Em vez de motes como o fechamento do STF e o apelo por intervenção militar, a orientação desta vez é para que participantes defendam bandeiras como liberdade, direito de livre expressão e respeito à Carta Magna, sob a retórica de que são outros Poderes, não o Executivo, que as descumprem.

Apesar da recomendação de maquiagem da pauta, simpatizantes do presidente têm insistido, em redes sociais e grupos em aplicativos de mensagens, nas causas de teor golpista e violento, o que indica grandes chances de que essas mensagens estampem cartazes e apareçam em discursos.

No ano passado, o Ministério Público de São Paulo chegou a recomendar que policiais apreendessem faixas de caráter antidemocrático nos atos e dialogassem com manifestantes para coibir palavras de ordem golpistas, com a ressalva de que isso fosse feito se as condições permitissem e evitando tumulto.

A Polícia Militar tem ignorado a recomendação a cada evento pró-Bolsonaro. Questionada pela Folha sobre o protocolo para o dia 7, a corporação afirmou que o regramento ainda não está finalizado.

​"As forças de segurança estaduais, como de praxe, atuarão durante toda e qualquer manifestação de forma a garantir a segurança da população, preservar o patrimônio e os direitos de todos, cumprindo e fazendo cumprir a legislação vigente", diz em nota a SSP (Secretaria da Segurança Pública de SP).

"Ante qualquer ato ou ação contrária às leis, as devidas medidas jurídicas e administrativas, quando necessárias, serão adotadas em desfavor dos autores", completa.

A SSP justificou a decisão de vetar atos críticos a Bolsonaro em todo o estado no dia 7 com a avaliação de que há "elevado potencial de conflitos entre grupos antagônicos" e "risco à integridade física de manifestantes e populares". Doria endossou a medida, que tem sido confrontada.

Uma decisão judicial em vigor na capital impede que grupos ideológicos rivais ocupem a avenida Paulista em um mesmo dia, mas não estende o veto a outros locais. Em despacho na sexta-feira (27), o juiz Randolfo Ferraz de Campos, da 14ª Vara de Fazenda Pública da Capital, reiterou o entendimento.

Movimentos e partidos de esquerda agrupados na Campanha Fora Bolsonaro foram à Justiça na sexta apontar inconstitucionalidade e reivindicar o direito de fazerem a manifestação no vale do Anhangabaú. O caso ainda não foi julgado.

Sarrubbo disse à Folha que o MP “de preferência trabalha com a ideia de que as manifestações ocorram em dias diferentes” por segurança. Ele sugere tentar convencer a oposição disso.

Além das já habituais falas de caráter autoritário nos atos bolsonaristas, outro desafio para as autoridades em relação ao 7 de Setembro é a anunciada presença de policiais —não só aposentados, mas também da ativa. A manifestação política de militares da ativa é passível de punição.

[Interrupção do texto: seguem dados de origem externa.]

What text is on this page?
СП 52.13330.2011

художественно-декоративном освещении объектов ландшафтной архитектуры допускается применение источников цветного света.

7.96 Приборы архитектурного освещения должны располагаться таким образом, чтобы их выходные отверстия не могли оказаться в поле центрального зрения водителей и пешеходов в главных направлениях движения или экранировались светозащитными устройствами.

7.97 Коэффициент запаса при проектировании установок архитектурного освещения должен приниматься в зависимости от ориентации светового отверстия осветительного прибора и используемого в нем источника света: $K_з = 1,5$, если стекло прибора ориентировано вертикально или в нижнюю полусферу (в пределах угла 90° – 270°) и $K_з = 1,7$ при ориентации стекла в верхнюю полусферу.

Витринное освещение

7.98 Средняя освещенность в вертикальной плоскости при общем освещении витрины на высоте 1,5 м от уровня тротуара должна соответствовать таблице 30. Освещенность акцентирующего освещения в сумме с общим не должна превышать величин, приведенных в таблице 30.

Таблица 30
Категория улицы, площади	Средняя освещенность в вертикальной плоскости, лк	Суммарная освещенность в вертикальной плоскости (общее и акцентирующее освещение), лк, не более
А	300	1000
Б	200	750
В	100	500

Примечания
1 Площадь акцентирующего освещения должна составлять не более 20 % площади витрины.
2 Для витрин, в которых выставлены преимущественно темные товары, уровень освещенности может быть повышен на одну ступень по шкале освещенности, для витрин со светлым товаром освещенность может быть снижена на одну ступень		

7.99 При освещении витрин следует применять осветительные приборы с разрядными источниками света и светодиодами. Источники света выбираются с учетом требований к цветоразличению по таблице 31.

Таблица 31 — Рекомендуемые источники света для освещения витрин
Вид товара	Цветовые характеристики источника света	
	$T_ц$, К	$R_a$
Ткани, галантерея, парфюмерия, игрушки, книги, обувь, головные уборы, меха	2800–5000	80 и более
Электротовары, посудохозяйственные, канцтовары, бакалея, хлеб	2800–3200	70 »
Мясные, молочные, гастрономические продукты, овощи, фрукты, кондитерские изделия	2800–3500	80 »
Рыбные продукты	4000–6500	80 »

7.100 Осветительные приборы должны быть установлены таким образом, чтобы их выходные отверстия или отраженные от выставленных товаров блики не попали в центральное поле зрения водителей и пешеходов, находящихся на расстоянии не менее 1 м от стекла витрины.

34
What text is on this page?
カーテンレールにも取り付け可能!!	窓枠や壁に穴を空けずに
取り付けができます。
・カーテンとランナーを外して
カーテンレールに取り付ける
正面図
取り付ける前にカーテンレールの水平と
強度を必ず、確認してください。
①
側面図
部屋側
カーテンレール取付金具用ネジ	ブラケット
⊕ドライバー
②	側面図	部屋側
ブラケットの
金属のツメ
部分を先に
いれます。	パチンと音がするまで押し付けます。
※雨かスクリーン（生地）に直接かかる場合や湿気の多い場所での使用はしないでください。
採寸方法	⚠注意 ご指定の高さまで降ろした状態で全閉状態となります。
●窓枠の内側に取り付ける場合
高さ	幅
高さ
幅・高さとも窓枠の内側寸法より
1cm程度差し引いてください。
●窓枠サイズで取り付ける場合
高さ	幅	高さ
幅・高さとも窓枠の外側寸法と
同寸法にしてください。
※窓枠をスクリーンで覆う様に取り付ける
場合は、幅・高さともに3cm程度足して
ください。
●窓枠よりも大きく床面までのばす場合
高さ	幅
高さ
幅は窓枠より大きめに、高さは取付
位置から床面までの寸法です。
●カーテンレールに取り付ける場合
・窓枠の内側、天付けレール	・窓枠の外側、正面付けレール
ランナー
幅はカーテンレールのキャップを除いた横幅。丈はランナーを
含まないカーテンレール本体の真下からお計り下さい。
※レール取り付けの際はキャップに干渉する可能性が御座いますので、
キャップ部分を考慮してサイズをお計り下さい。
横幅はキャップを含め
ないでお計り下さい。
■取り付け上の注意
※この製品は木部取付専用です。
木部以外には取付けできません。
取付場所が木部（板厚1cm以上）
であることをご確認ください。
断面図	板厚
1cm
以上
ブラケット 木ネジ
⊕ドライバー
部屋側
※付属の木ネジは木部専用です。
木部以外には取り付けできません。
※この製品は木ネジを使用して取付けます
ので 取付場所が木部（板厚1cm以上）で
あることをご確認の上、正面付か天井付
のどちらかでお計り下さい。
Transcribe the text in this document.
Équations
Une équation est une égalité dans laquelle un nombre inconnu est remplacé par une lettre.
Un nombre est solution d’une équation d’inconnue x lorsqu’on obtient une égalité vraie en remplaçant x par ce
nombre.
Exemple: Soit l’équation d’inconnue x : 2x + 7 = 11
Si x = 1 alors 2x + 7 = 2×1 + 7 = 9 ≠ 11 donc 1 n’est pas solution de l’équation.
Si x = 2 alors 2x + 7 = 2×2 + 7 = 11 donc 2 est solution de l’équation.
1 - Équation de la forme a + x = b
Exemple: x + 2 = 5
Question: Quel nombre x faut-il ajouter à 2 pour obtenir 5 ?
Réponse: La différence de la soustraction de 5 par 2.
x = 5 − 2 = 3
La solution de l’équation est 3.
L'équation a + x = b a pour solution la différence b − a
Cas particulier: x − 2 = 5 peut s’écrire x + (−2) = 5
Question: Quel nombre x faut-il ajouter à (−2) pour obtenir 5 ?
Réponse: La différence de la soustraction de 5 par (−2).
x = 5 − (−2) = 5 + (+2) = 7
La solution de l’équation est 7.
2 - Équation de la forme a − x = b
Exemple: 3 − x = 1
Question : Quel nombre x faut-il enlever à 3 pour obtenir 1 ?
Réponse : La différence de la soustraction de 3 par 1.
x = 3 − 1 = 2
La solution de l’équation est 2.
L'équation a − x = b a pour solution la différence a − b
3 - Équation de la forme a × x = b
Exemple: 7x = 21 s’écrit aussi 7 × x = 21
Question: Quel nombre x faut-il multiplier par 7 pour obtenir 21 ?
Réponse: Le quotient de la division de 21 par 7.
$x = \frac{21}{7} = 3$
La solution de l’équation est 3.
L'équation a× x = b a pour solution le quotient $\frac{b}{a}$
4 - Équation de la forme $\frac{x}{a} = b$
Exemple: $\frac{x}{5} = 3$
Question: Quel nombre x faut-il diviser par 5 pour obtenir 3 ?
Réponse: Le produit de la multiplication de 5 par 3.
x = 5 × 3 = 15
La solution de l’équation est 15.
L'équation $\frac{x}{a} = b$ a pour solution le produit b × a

Não está claro como a PM agirá nesse caso. Há entre políticos bolsonaristas de origem militar ouvidos pela Folha desde a aposta de que o governo tentará identificar militares manifestantes via policiais infiltrados ou por meio de câmeras até a expectativa de que não seja aplicada punição alguma, visto que esses políticos defendem não haver irregularidade no fato de um policial de folga comparecer.

Policiais consultados pela reportagem minimizaram a chance de confusão e afirmaram que a presença de militares no protesto traz mais ordem e segurança —apesar de admitirem que alguns desses servidores possam estar armados na multidão.

A militarização do protesto é algo que preocupa não só autoridades do Executivo, mas também o Ministério Público.

A Promotoria abriu investigação para apurar se o coronel Aleksander Lacerda, que comandava sete batalhões na região de Sorocaba e foi afastado, e o coronel da reserva Ricardo Augusto Araújo, diretor do Ceagesp, cometeram improbidade administrativa ao convocarem para o ato pró-Bolsonaro.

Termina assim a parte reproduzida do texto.